Tech Alert - Netflix, Inc. (NFLX) – BUY
BUY Netflix, Inc. (NFLX) January 2022 $570-$575 in-the-money vertical BEAR PUT spread at $4.20
Opening Trade
1-12-2022
expiration date: January 21, 2022
Portfolio weighting: 10%
Number of Contracts = 25 contracts
This is a tactical trade in tech as big tech has bounced back with the likes of Google, FB, and Apple showing resiliency in price action, but NFLX seems to be the odd one out and I am betting the 9-day upside to NFLX is limited.
We got another high inflation number this morning and big tech has shown positive reversals and I am willing to execute a deep in the money bear put spread on NFLX shares that bets that NFLX will stay below $570 per share in the next 9 days.
I will take profits on any meaningful move lower, this is a volatile market in a rising rate environment that calls for having a tight stop on all positions.
Readers should avoid all growth techs right now and only consider tech companies with strong balance sheets.
Here are the specific trades you need to execute this position:
Buy 25 January 2022 (NFLX) $575 puts at………….………$45.78
Sell short 25 January 2022 (NFLX) $570 puts at………….$41.58
Net Cost:………………...................……..…….….……..…….....$4.20
Potential Profit: $5 - $4.20 = $.80
(25 X 100 X $.80) = $2,000 or 19.04% in 9 days
If you are uncertain on how to execute an options spread, please watch my training video by clicking here.
The best execution can be had by placing your bid for the entire spread in the middle market and waiting for the market to come to you.

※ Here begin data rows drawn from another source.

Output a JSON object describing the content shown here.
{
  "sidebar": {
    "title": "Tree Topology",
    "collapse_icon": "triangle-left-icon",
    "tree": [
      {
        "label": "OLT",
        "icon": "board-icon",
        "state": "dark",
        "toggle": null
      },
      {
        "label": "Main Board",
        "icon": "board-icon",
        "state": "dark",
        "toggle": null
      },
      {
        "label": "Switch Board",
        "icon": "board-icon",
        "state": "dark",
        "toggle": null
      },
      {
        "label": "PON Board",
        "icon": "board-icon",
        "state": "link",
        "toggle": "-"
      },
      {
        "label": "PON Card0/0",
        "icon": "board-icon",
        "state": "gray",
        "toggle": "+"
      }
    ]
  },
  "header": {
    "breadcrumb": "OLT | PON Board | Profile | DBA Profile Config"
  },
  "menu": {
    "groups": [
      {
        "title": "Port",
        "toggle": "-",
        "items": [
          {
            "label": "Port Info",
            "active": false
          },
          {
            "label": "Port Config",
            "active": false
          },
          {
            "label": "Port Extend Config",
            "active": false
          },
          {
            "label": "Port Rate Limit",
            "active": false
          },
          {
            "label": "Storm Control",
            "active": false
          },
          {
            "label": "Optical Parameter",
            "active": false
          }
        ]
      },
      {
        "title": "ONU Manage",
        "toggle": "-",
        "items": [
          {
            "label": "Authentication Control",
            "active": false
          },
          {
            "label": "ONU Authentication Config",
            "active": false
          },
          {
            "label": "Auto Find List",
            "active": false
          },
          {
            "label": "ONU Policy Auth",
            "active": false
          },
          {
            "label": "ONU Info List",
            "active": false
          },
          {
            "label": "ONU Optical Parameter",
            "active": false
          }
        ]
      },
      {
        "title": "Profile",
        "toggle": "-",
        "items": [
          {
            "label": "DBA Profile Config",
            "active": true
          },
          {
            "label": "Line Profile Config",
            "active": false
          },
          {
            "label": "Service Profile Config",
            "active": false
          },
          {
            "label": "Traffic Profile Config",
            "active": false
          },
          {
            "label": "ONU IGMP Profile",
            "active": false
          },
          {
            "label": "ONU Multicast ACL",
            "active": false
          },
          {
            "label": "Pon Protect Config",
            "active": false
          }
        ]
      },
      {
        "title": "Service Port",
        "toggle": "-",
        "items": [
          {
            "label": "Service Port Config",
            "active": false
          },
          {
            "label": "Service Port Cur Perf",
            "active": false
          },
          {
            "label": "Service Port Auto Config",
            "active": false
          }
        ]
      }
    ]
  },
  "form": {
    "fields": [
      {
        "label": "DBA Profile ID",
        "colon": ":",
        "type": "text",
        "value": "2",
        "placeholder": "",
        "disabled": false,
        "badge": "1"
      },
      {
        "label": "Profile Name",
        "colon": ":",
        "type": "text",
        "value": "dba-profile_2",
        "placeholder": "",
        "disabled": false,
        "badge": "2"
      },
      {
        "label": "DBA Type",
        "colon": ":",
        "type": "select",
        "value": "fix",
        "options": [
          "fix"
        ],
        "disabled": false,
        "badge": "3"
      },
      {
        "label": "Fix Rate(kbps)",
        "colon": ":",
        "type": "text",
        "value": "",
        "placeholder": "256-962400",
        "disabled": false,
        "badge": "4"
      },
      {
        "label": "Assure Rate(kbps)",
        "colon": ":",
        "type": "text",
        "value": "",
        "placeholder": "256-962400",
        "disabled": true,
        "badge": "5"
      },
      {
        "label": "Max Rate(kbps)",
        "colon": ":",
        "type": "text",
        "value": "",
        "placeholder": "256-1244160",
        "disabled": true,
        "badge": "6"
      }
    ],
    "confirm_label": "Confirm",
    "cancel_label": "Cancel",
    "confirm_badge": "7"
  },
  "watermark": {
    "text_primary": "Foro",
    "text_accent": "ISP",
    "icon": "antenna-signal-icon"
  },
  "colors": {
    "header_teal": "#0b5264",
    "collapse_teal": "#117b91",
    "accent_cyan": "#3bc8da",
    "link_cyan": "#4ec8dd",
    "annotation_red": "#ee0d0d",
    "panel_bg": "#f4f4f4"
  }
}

The difference between the bid and the offer on these deep in-the-money spread trades can be enormous.
Don’t execute the legs individually or you will end up losing much of your profit. Spread pricing can be very volatile on expiration months farther out.
Keep in mind that these are ballpark prices at best. After the alerts go out, prices can be all over the map.